En alguno de sus aforismos (Cultura y valor), dice Wittgenstein que el saludo que corresponde enunciar a un filósofo no es “buenas tardes”, ni “cómo le ha ido”, sino “date tiempo”. ¿A qué se refería el autor del Tractatus? ¿Ensalzaba la virtud de la paciencia? ¿Atizaba la resignación del escepticismo? ¿Se refería a la propensión de los filósofos a buscar un buen departamento? En todo caso, dar o darse tiempo suele ser sólo, en el peor de los casos, una acotación a la desesperanza; en el mejor, un intervalo del deseo y, en el óptimo, una certidumbre de la pereza. Quizás, de haber rozado como nosotros el congojo del milenio, Wittgenstein hubiese preferido saludar diciendo “date prisa”.
Date tiempo… El consejo provoca el enfado propio de la argumentación irrebatible, cuando lo que el mísero necesita es rebatir lo que sea. Oronda sabiduría callejera sancionada por la asumida experiencia de quien lo otorga y la promesa de recompensa para quien lo acate (como si de nosotros dependiera no darse tiempo), sugerirle a alguien que se dé tiempo es una bienintencionada estupidez, sobre todo en la variante que abrevia, con voz grave, aire sabihondo e índice pedante: “tiempo, tiempo…”.
El mísero escucha el consejo y vitamina su rol: mira al suelo, asiente con la cabeza y dice otra estupidez: “pues sí, tiempo ¿verdad?”, etcétera. Como si el tiempo que uno debe darse pasara de ser un fluido indiferente a ser algo tangible, dispuesto a darse, como una limosna. La otra alternativa es mirar al consejero que receta tiempo y, esquivando el lugar común, preguntarle “¿cuánto?”, de lo que, para esquivar su propio atolondramiento, el consejero escapará con otra estupidez: “el necesario”, que tampoco significa nada. A lo que uno puede contestar en el mismo tenor: “ya no queda tiempo”, ni siquiera para dárselo a uno mismo, lo que significa que sólo resta elegir a la muerte y nublar de cumulus el cálculo del consejero.

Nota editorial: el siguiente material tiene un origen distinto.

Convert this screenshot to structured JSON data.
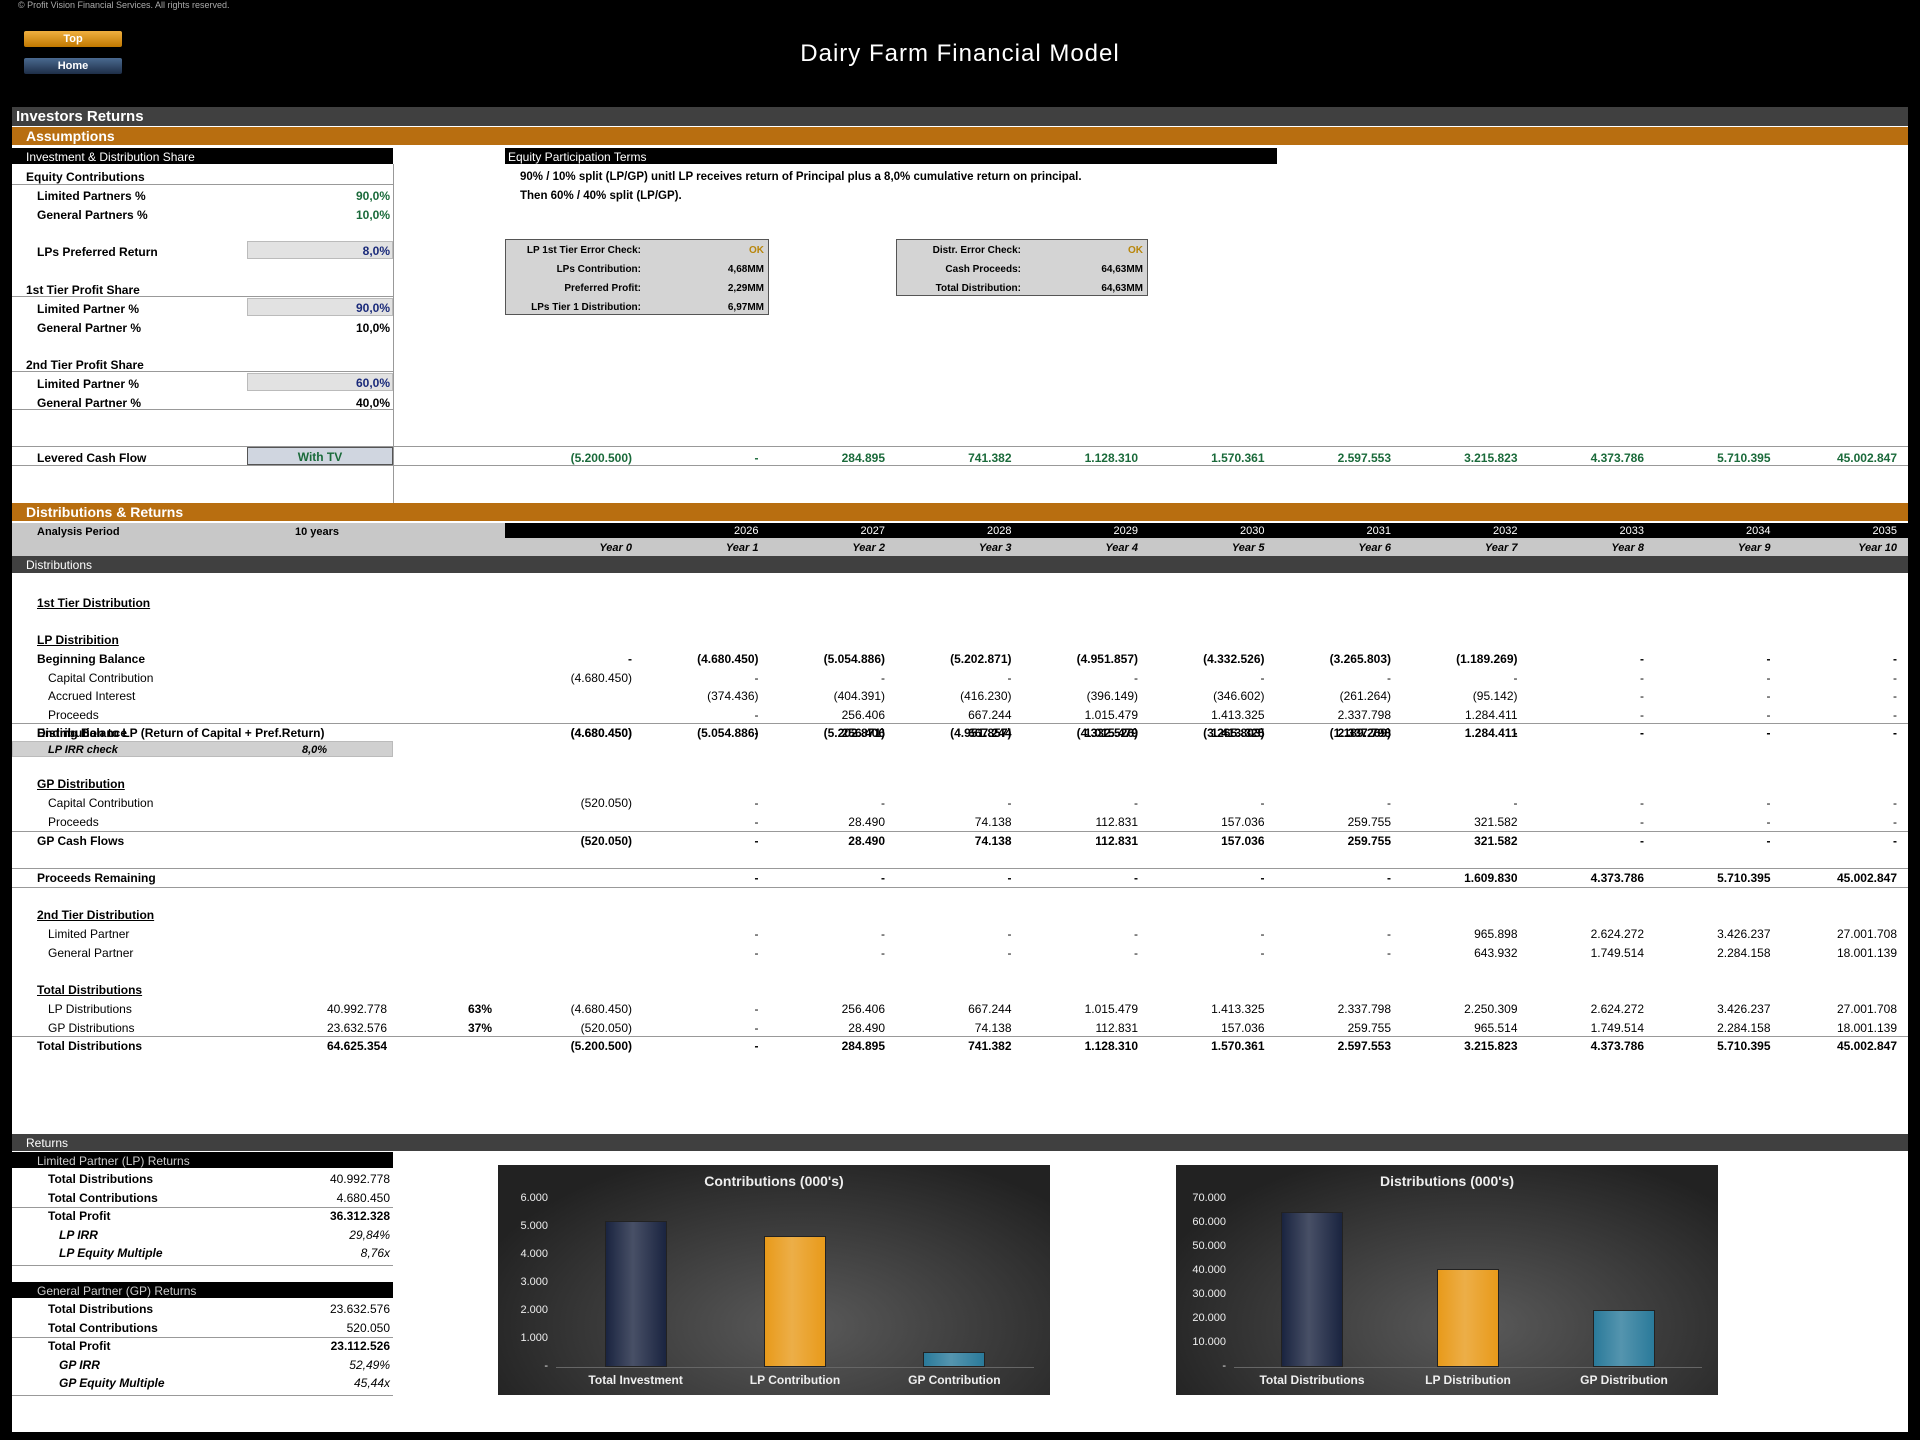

Uno siente que ya se le ha dado suficiente tiempo, quizás tanto como el que no se ha dado a sí mismo, que es lo que uno debería hacer. Yo, por ejemplo, nacido a la mitad de 1950, he recorrido 50 por ciento del siglo XX: uno de cada dos de sus días he estado vivo, o por lo menos respirando. Más allá de que hubiera cambiado gustoso mi segunda mitad del XX por la primera, me fascina la idea de haber nacido en un momento en el que pude haber estado viendo la luna al mismo tiempo que Matisse; en el que el agua de una ola infantil que me mojó en Acapulco quizás haya rozado antes los tobillos de Camus; o hasta para calcular que la gripa que casi me mata en 1954 quizás fue causada por un estreptococo impulsado por una tos de Stalin cuando se estaba muriendo, que se pudo tardar un año en emigrar hacia México por el estrecho de Behring.
Y si he vivido 50 por ciento del siglo XX, es aún más pasmoso advertir que he atestiguado 5 por ciento de los amaneceres del segundo milenio (que se inició en el año 1001 bajo los horrorosos augurios de que todos los diablos iban a desatarse). Y más sorprendente aún, que he vivido 2.5 por ciento del tiempo total de nuestra era: ¡2.5 días de cada 100 transcurridos de la Era Cristiana! Me parece un récord bastante respetable. Por otro lado, de llegar vivo al 2001 habré estado presente no sólo en dos siglos –10 por ciento de los transcurridos–, sino en dos milenios de los tres que llevamos contados. Y así sucesivamente. Puedo declarar sin ostentación, luego de estos cálculos, que he avanzado un buen trecho desde que nací (sobre todo si se considera que lo hice sentado).
Más allá de que el saludo de Wittgenstein sea un consejo a merecerse frente a cualquier cantidad de circunstancias, la expresión “dar, darse, date tiempo” adquiere un peso singular no sólo ante la resaca del año horribilis que feliz y finalmente pasó a mejor vida hace unos días, sino bajo la incómoda tutela de un número tan impaciente como el que acaba de entrar en vigor.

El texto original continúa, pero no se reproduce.